EIFF 2016: My Name Is Emily (2015)


Evanna Lynch (probably best known to moviegoers just now for her enjoyable turn as the flighty Luna Lovegood in the Harry Potter movies) plays young Emily, a girl brought up in a, hmmmmm, rather unorthodox fashion by her philosophically-minded father (Michael Smiley). Mind you, when I say rather unorthodox fashion I just mean that her father encourages her self-expression and ability to see things from different points of view. But the two are eventually separated, which leads to the bulk of the storyline here – Emily and a new male friend named Arden (George Webster) journeying to reunite daughter and father.

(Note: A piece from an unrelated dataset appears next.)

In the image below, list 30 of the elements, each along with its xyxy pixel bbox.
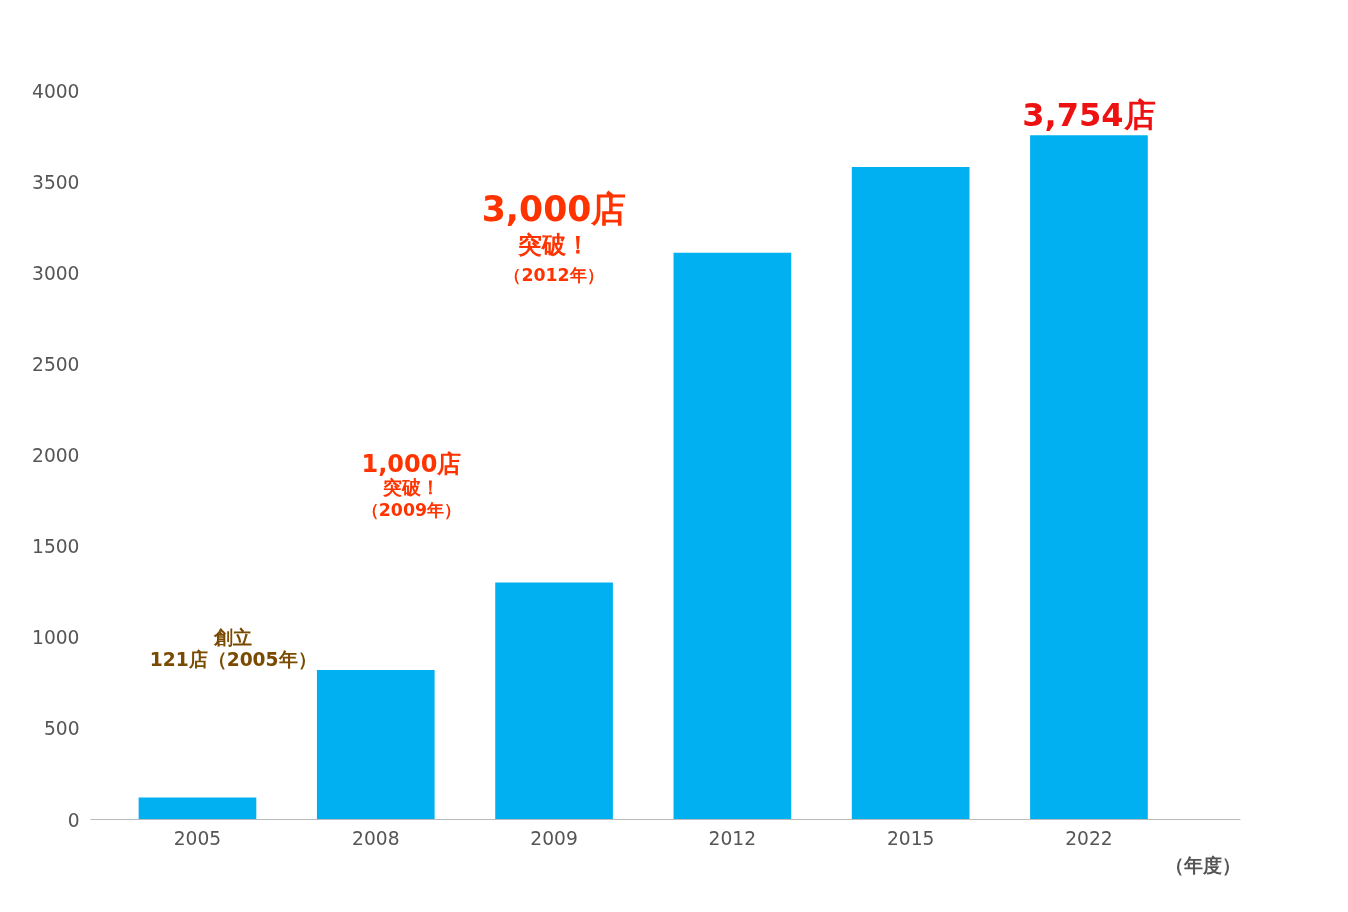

The more I think about My Name Is Emily, the more I have to simply admit that I really enjoyed it. I was hesitant upon first exiting the cinema. This was, after all, just another independent drama with some nice moments of humour dotted here and there. It was, for the most part, a road movie. The main characters did things that proudly showed them staying outside the core of normal society. Philosophical sayings were bandied around. It could have been a film so easy to hate. Yet it’s not.

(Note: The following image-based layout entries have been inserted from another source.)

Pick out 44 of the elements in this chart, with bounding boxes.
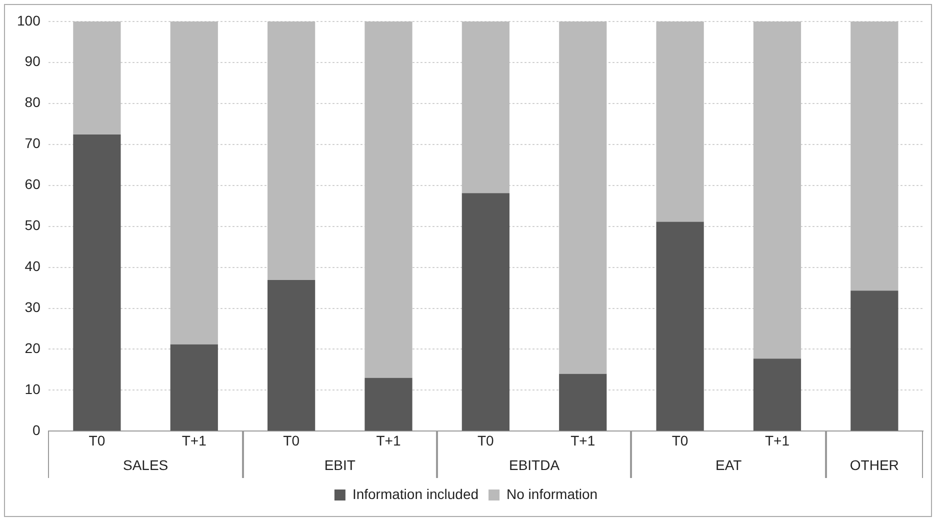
y-tick-label: 70: [24, 135, 41, 152]
bar: [850, 21, 898, 291]
y-tick-label: 90: [24, 53, 41, 70]
y-tick-label: 40: [24, 258, 41, 274]
y-tick-label: 0: [32, 422, 41, 438]
x-tick-label: T0: [478, 432, 494, 448]
bar: [656, 21, 704, 222]
text: OTHER: [850, 456, 899, 473]
text: SALES: [122, 456, 168, 473]
bar: [170, 344, 218, 431]
bar: [753, 358, 802, 431]
y-tick-label: 80: [24, 94, 41, 110]
y-tick-label: 20: [24, 340, 41, 356]
text: EBIT: [324, 456, 356, 473]
y-tick-label: 10: [24, 381, 41, 398]
bar: [364, 378, 412, 431]
y-tick-label: 50: [24, 217, 41, 234]
bar: [268, 21, 316, 280]
y-tick-label: 60: [24, 176, 41, 192]
text: EBITDA: [508, 456, 560, 473]
bar: [268, 280, 316, 431]
x-tick-label: T+1: [376, 432, 401, 448]
bar: [559, 374, 607, 431]
x-tick-label: T0: [283, 432, 300, 448]
bar: [364, 21, 412, 378]
bar: [462, 21, 510, 194]
bar: [656, 222, 704, 431]
bar: [170, 21, 218, 344]
text: EAT: [716, 456, 742, 473]
bar: [73, 21, 121, 135]
y-tick-label: 100: [17, 12, 41, 28]
y-tick-label: 30: [24, 299, 41, 316]
x-tick-label: T0: [672, 432, 688, 448]
bar: [850, 290, 898, 431]
bar: [462, 193, 510, 431]
x-tick-label: T0: [88, 432, 106, 448]
x-tick-label: T+1: [764, 432, 790, 448]
bar: [73, 134, 121, 431]
bar: [559, 21, 607, 374]
x-tick-label: T+1: [570, 432, 596, 448]
legend-label: Information included: [352, 486, 479, 502]
bar: [753, 21, 802, 359]
x-tick-label: T+1: [182, 432, 207, 448]
legend-label: No information: [506, 486, 598, 502]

A lot of the success of the movie comes from the three central performances, each one startlingly good. Lynch seems to excel at playing people who are just a bit askew, and her easy likability here comes as no surprise. The surprise comes from George Webster, who portrays what could have been a smug and/or unbelievable character with boatloads of charm, humour, and earnestness. It’s the kind of performance that immediately has you hoping to see the person bagging some decent roles that will set them on a successful path onwards and upwards. And then there’s Michael Smiley. Good old Michael Smiley. He’s always worth a watch, but this role allows him to express a range of emotions that he doesn’t always get to work with onscreen. One small moment, in which he reacts to a statement from his daughter with nothing more than an emotional noise, almost broke me. Which is saying something.

But it wouldn’t be fair to give all the credit to the performances. Simon Maurice, who both wrote and directed the film, also deserves his share of the praise. He has crafted the kind of film that we can label “a wee gem”, which may seem like faint praise at times but is certainly given over after due consideration from this viewer during a time in which I have watched a large number of films trying to find the exact balance that this one has, and often just falling slightly short of the mark.

Sweet, moving, and surprisingly smile-inducing considering how much of the runtime deals with grief, and how it can sometimes stop the living from actually living.

My Name Is Emily is showing at 1815 on 23rd June, and 1535 on 24th June, both screenings at Cineworld.